Ouroboros: Single-step Diffusion Models for Cycle-consistent Forward and Inverse Rendering
Shanlin Sun, Yifan Wang, Hanwen Zhang, Yifeng Xiong, Qin Ren, Ruogu Fang, Xiaohui Xie, Chenyu You
TL;DR
Ouroboros addresses the cycle inconsistency and inefficiency of sequential forward and inverse diffusion rendering. It introduces two single-step diffusion models for RGB→X (inverse rendering) and X→RGB (forward rendering) that are trained with cycle-consistency losses and end-to-end fine-tuning, enabling fast, coherent bidirectional rendering.
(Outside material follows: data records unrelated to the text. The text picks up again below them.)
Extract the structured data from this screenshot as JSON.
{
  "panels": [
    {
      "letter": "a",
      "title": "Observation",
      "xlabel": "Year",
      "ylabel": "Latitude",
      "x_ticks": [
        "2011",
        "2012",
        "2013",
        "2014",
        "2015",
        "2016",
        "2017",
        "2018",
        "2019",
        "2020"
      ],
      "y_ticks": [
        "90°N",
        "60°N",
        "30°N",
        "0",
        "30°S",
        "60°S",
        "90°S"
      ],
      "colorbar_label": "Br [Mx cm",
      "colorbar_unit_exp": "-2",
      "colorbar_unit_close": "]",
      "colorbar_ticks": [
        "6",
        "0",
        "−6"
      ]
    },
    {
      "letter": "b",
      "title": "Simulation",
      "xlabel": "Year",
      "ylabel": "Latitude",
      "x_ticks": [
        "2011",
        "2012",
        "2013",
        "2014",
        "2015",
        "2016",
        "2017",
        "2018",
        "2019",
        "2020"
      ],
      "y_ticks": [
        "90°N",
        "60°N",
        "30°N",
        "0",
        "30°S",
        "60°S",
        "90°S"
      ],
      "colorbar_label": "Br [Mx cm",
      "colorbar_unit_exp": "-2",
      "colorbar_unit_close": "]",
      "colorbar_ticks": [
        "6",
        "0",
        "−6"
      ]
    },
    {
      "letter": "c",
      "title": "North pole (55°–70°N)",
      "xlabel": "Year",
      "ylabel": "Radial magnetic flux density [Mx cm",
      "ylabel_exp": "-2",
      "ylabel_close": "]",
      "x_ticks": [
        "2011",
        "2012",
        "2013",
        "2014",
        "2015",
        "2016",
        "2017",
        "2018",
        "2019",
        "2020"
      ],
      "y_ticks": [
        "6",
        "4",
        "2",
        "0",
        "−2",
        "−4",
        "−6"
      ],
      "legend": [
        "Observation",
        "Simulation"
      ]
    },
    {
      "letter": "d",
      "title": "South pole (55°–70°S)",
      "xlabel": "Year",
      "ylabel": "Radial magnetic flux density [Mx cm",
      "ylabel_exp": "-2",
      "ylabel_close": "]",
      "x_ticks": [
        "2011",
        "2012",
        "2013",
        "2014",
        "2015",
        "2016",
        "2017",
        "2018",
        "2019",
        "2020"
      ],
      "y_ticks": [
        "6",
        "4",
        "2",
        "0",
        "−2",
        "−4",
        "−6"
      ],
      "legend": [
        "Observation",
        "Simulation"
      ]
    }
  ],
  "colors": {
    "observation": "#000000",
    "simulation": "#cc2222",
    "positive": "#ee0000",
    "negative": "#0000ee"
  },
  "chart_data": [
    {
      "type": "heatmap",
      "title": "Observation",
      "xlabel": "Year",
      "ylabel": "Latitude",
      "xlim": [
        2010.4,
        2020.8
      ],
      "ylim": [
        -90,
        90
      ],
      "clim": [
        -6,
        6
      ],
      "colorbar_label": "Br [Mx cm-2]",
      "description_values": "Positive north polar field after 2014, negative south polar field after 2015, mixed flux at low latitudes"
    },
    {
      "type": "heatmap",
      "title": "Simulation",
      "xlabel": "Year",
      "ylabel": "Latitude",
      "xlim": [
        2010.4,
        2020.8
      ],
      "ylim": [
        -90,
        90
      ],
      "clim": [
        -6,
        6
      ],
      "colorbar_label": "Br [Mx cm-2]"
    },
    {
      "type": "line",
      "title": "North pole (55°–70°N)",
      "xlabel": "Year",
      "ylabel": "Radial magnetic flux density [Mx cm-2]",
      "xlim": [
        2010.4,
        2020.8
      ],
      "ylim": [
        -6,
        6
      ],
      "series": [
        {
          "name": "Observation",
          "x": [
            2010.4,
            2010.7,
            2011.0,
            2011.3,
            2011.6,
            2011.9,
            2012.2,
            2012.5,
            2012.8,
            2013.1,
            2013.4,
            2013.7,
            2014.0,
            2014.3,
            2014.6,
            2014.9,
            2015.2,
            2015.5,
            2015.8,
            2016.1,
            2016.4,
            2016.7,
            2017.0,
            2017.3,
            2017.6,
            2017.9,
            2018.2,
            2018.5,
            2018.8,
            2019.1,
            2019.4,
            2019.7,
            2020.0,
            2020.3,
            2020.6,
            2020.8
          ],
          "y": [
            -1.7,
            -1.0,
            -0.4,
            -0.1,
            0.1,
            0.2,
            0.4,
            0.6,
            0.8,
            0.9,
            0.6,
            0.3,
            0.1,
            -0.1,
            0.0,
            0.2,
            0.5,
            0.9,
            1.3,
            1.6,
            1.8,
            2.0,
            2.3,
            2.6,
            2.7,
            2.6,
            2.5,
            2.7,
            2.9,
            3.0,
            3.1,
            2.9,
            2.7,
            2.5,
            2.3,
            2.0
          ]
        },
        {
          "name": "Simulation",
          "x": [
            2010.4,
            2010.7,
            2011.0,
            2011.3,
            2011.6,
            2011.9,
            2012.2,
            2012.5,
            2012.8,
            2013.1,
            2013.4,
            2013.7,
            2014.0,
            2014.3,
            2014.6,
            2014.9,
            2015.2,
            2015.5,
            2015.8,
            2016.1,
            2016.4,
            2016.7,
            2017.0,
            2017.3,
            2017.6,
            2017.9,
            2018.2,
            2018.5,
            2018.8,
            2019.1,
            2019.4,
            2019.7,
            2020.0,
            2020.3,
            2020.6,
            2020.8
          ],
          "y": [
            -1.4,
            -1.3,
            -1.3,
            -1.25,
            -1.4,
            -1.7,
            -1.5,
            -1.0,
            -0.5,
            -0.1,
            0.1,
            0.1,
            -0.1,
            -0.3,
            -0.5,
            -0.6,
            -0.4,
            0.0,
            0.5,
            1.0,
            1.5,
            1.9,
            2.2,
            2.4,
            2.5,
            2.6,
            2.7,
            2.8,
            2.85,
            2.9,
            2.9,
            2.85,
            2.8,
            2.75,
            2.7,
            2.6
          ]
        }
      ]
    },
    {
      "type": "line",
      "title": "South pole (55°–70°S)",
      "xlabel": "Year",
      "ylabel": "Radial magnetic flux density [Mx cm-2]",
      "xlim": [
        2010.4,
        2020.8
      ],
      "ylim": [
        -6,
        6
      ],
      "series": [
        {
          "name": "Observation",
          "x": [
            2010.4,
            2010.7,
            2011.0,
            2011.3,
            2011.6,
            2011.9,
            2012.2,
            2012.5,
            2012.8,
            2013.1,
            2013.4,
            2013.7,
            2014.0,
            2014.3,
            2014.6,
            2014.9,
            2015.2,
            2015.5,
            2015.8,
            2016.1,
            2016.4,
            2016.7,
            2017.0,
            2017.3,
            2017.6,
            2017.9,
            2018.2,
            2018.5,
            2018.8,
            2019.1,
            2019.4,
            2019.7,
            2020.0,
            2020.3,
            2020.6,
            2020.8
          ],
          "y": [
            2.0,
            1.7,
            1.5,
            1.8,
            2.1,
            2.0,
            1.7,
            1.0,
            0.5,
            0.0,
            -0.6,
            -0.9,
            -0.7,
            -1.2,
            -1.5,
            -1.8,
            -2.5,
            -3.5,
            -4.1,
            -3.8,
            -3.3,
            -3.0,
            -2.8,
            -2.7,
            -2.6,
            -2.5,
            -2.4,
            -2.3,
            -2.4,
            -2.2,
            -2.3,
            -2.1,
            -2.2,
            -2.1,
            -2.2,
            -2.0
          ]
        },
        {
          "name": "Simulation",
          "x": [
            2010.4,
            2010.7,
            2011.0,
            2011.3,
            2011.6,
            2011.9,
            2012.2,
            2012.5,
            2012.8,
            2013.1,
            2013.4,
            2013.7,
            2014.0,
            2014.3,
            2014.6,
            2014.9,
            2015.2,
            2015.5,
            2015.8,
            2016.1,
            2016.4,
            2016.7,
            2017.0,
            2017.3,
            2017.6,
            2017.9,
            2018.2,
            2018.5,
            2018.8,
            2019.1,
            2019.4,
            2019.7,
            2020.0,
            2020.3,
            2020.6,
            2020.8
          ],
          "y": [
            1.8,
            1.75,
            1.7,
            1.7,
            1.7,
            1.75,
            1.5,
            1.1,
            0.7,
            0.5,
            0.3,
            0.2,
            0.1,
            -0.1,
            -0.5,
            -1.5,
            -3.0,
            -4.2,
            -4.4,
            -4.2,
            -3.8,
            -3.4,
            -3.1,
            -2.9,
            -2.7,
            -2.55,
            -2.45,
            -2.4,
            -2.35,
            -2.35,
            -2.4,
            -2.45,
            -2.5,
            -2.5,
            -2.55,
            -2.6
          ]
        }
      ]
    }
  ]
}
The approach leverages heterogeneous indoor/outdoor datasets (Hypersim, InteriorVerse, MatrixCity), uses channel dropout, and extends to training-free video inference with temporal patching and pseudo-3D kernels. It achieves state-of-the-art or competitive results on both inverse and forward rendering tasks, delivering up to a 50× speedup over prior diffusion methods and enabling temporally consistent video decomposition without video-specific training.
Abstract
While multi-step diffusion models have advanced both forward and inverse rendering, existing approaches often treat these problems independently, leading to cycle inconsistency and slow inference speed. In this work, we present Ouroboros, a framework composed of two single-step diffusion models that handle forward and inverse rendering with mutual reinforcement. Our approach extends intrinsic decomposition to both indoor and outdoor scenes and introduces a cycle consistency mechanism that ensures coherence between forward and inverse rendering outputs. Experimental results demonstrate state-of-the-art performance across diverse scenes while achieving substantially faster inference speed compared to other diffusion-based methods. We also demonstrate that Ouroboros can transfer to video decomposition in a training-free manner, reducing temporal inconsistency in video sequences while maintaining high-quality per-frame inverse rendering.